Tudo na África é muito complicado. Nada é simples. Ninguém é simples. A pobreza contempla generosamente acada homem com um passado rico em experiências.
Daoud Hari
Daoud Hari trabalhou como tradutor para jornalistas que cobriam a guerra do Sudão. Ele foi preso, torturado, espancado, passou fome, viu seu irmão morrer, mas não desistiu de sua missão de contar e fazer contar a história de seu povo. Mas será O Tradutor, então, é um livro sobre guerra. Parece, a mim, um livro sobre tempos. A guerra se dá a partir de regras específicas, tratados de guerra e pactos de guerras, em que dois lados concordam em guerrear sob um teto de disputas. O que se vê no Sudão de Daoud é, ao contrário, uma série de tempos se sobrepondo, todos a partir da imposição violenta de forças, externas e internas. Um genocídio de gente por gente. Assassinatos financiados por forças pequenas e grandes e um povo que, em meio a tudo isso, se mata também.
O NotaTerapia separou as 10 melhores frases da obra:
O corpo responde àquilo tudo. Os cheiros e os sons, o movimento dos soldados e veículos, tudo é captado pelos sentidos mais apurados que afloram em tempos difíceis.
Este canto do mundo, o nosso mundo, passava por profundas mudanças a cada dia, sendo consumido pelas chamadas da crueldade. Queria despertas deste tormento. Imagine se tudo o que rege o seu país, leis, princípios, de repente deixasse de existir e toda a sua família – cada parente – passasse a correr perigo. Foi mais ou menos o que aconteceu.

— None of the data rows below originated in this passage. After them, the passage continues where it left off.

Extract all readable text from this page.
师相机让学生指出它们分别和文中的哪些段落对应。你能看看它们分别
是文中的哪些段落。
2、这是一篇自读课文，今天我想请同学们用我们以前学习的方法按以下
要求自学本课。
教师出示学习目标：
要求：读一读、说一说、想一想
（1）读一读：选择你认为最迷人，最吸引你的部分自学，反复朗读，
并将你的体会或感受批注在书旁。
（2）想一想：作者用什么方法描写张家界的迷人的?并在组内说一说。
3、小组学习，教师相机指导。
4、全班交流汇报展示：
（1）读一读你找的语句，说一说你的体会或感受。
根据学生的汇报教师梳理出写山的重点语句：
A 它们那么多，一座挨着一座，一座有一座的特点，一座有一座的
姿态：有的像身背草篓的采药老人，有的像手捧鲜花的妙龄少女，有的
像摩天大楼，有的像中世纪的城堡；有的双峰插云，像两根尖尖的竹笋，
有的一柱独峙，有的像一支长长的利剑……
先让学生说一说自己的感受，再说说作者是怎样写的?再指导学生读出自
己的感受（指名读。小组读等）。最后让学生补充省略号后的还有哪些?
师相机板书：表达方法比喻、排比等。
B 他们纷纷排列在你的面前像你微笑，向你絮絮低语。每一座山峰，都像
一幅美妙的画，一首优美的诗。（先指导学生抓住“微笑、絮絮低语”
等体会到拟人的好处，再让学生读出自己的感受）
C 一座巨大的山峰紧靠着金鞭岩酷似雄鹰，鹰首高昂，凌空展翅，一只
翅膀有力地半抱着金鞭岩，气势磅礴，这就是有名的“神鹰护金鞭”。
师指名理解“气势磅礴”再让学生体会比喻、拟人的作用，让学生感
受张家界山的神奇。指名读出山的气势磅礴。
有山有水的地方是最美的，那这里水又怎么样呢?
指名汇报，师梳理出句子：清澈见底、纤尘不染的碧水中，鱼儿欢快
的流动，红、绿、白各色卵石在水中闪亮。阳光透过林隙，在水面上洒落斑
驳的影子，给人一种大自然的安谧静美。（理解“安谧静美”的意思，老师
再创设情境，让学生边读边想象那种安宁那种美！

Logo depois da morte, é bom lembrar de cada pessoa que partiu, porque, terminado o luto, qualquer coisa que possa lembrá-la, uma foto, por exemplo, será removida: as roupas são doadas para os habitantes de um vilarejo distante. Passado é passado. E não poderia ser diferente num lugar onde há tantas mortes e nenhum médico.
É uma grosseria da parte de um homem, cuja missão é ser forte, mostrar-se seriamente ferido às mulheres ou crianças.
Mais do que operar um milagre, bom é ser o próprio milagre. Como parar de ajudar? Contudo, nem sempre éramos o milagre providencial.
Um governo só é verdadeiramente democrático quando reflete a alma de seu povo.
Daqui a alguns dias, tempestades de areia varrerão aquelas cinzas e quem um dia saberá que a gente amável viveu ali e que aquela montanha lá coberta pela luz da lua, fresca e silenciosa, é chamada de Vilarejo de Deus e que abriga todas as nossas esperanças em relação ao nosso povo?
Enquanto o governo continuasse a invadir vilarejos e expulsar as pessoas de sua terra, sempre haveria grupos de rebeldes. Assim como esses grupos rebeldes que agora matavam seu próprio povo, ele perdera o seu propósito original e tinha se esquecido de sua gente. Hoje pensava só em si mesmo.
É engraçado coo alguém que planeja matar uma pessoa ainda se dá o trabalho de gritar com ela ou até mesmo de torturá-la. Que lições tira quem está prestes a morrer? Que desperdício de energia!
Quando fiz minha primeira incursão em Darfur com os jornalistas africanos, alguém me perguntou porque eu estava correndo tanto risco. Então respondi, sem querer fazer drama, que eu não estava em segurança porque meu povo não estava em segurança – e como estar seguro, se o seu povo não está seguro? Talvez, todo o mundo faça parte do mesmo povo.